Deconstructing a Toroidal Transformer

Conversion of high power usually requires high currents. This means that the core of an inductor or transformer must be physically large to avoid high magnetic flux that will saturate the magnetic material. I will need such a core for the most recent design concept. Small ferrite cores can be found on the surplus market, but something in the 3-inch-and-up range is hard to come by. I could get a brand new one from a place like Mouser, but would have to pay upwards of $100. But look what I found in the bargain bin at Halted:

toroid on bargain rack
3 inches for 3 dollars!

My thought was to harvest the (hopefully ferrite) core from one of these transformers, and re-wind my own.

At the bargain bin, I had no way of knowing what the cores inside the transformers would be like. For all I knew, they could have been rings of rusty cast iron. I suppose that if I had a magnet handy, I could have tested for attraction. Or if I had my inductance meter, I could have wound a single loop of wire onto the toroid to measure AL. Naturally, I had neither of those on hand. But hey, the parts were cheap, and the education would be worth it no matter what. I bought two.

toroidal transformer.
Here is what the transformer looked like before I started taking it apart.

At home, I was able to put a loop (actually, a few loops) of wire around the toroid, measure the inductance, and calculate AL. I came up with a value of 2.5 μH. Encouraging.

I was initially worried that the whole assembly might be potted in epoxy or varnished in place.

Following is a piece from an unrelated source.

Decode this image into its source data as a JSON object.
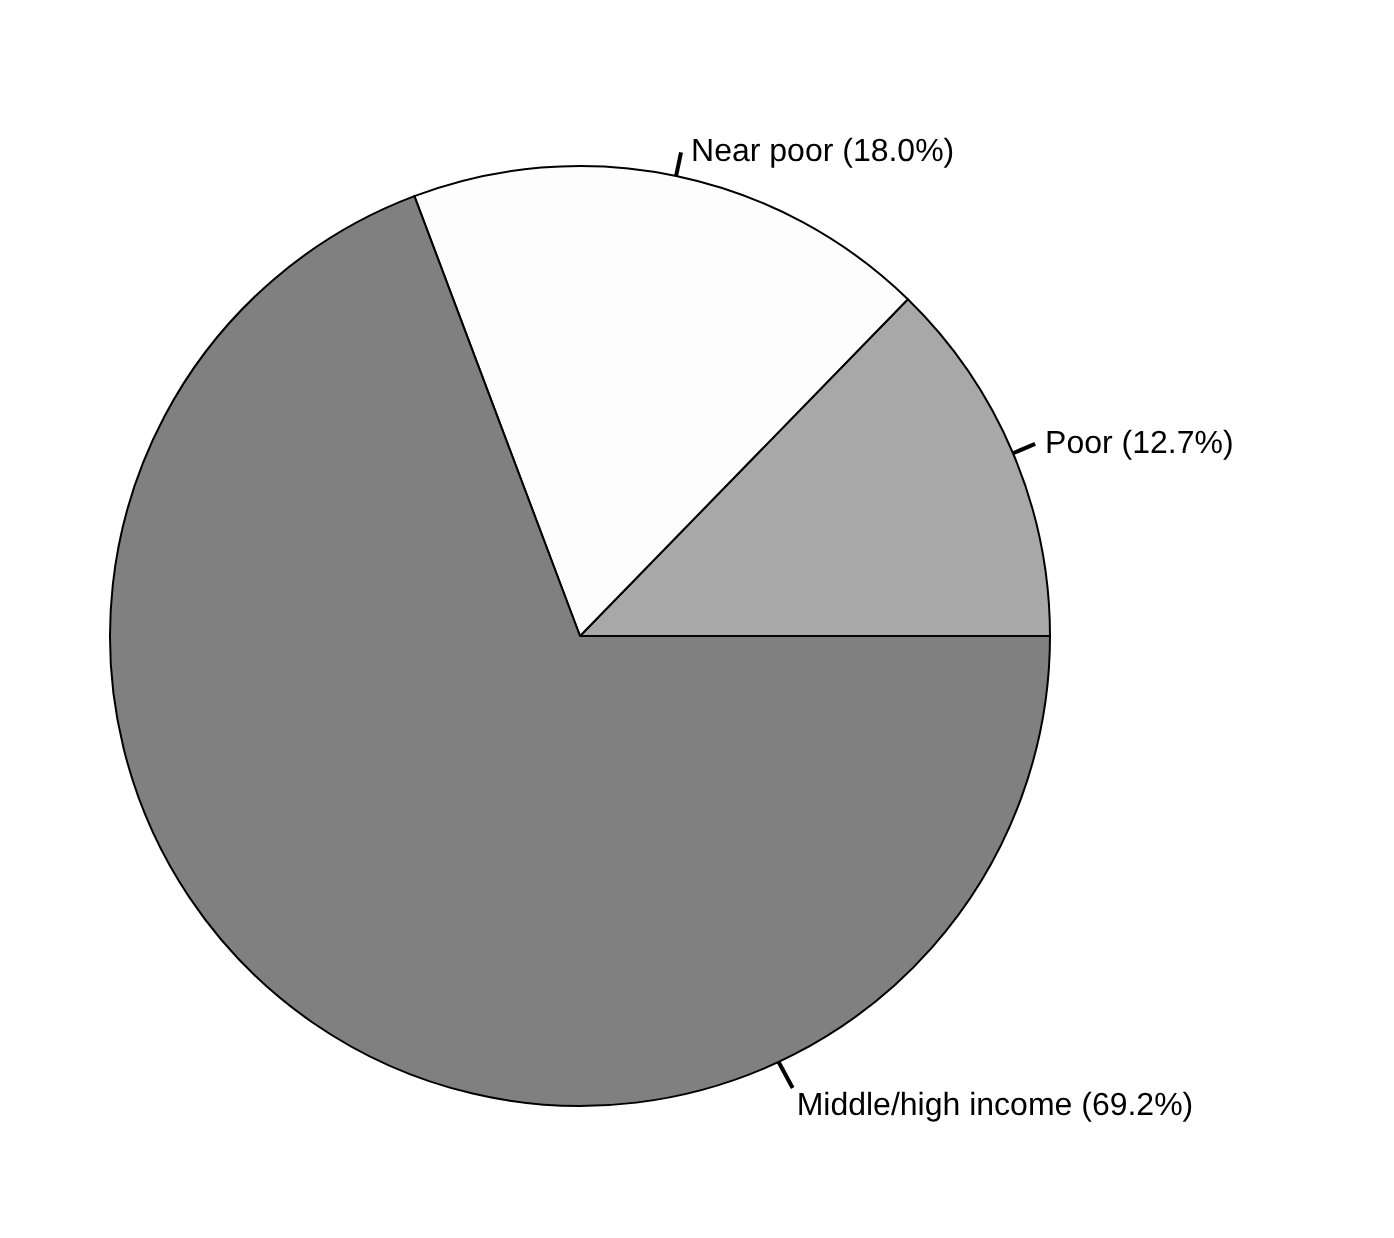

Thankfully, this was not the case – everything was held together by tape, which was easily removed.

spiral plastic wrap
Removing the spiral plastic wrap was not hard.
The terminals were soldered on and insulated by tape.

The first thing I unwound was the the lowest voltage secondary. I was surprised by how many turns there were for just 8.5 volts. Previously, I had measured the inductance of this winding at 43.9 mH, and since inductance is proportional to the square of the number of turns, it would have been possible to calculate in advance that there were about 133 turns. The wire was a nice #20 or so, which I thought I might be able to reuse later.

secondary winding 1
This is the first secondary I unwound. After that arduous task, I realized that it was actually the shortest of all the windings.

For reasons to be explained later, the maximum number of turns of #20 I would need per secondary in the rewound transformer was 12, so I unwound 15 turns at a time before cutting off a length of wire. Why cut it at all? Because it would have taken a prohibitively long time to remove the long wire in one piece. In fact, I’m amazed at how the manufacturer can wind hundreds or thousands of turns onto a toroid. What kind of machine must they use?

Unwinding the secondaries took hours. Then came the really hard job – unwinding the primary. The primary was center-tapped, and across the ends had an inductance of 12.35 Henries, which translated to about 2200 turns. The primary seemed to be #34 or so wire – too fine to be useful to me – so I could have just cut it off. But I was concerned about damaging the core. And further, I wanted to be responsible and recycle the copper, so didn’t want a lot of copper dust and fragments. That meant days of manual unwinding, about 5 feet at a time.

Now for the really hard job – unwinding the primary.
while watching TV
I spent days unwinding literally thousands of turns from the primary. Fortunately, I could watch TV while doing it. Note the ziploc bags on the table with saved wire from the secondary windings.
almost finished
Five days later, and almost done. The green core is finally visible.
Bare Ferrite Core
With all the wire removed, the value of the core is increased 40-fold. As for the labor involved in taking the wire off, it worked out to about minimum wage.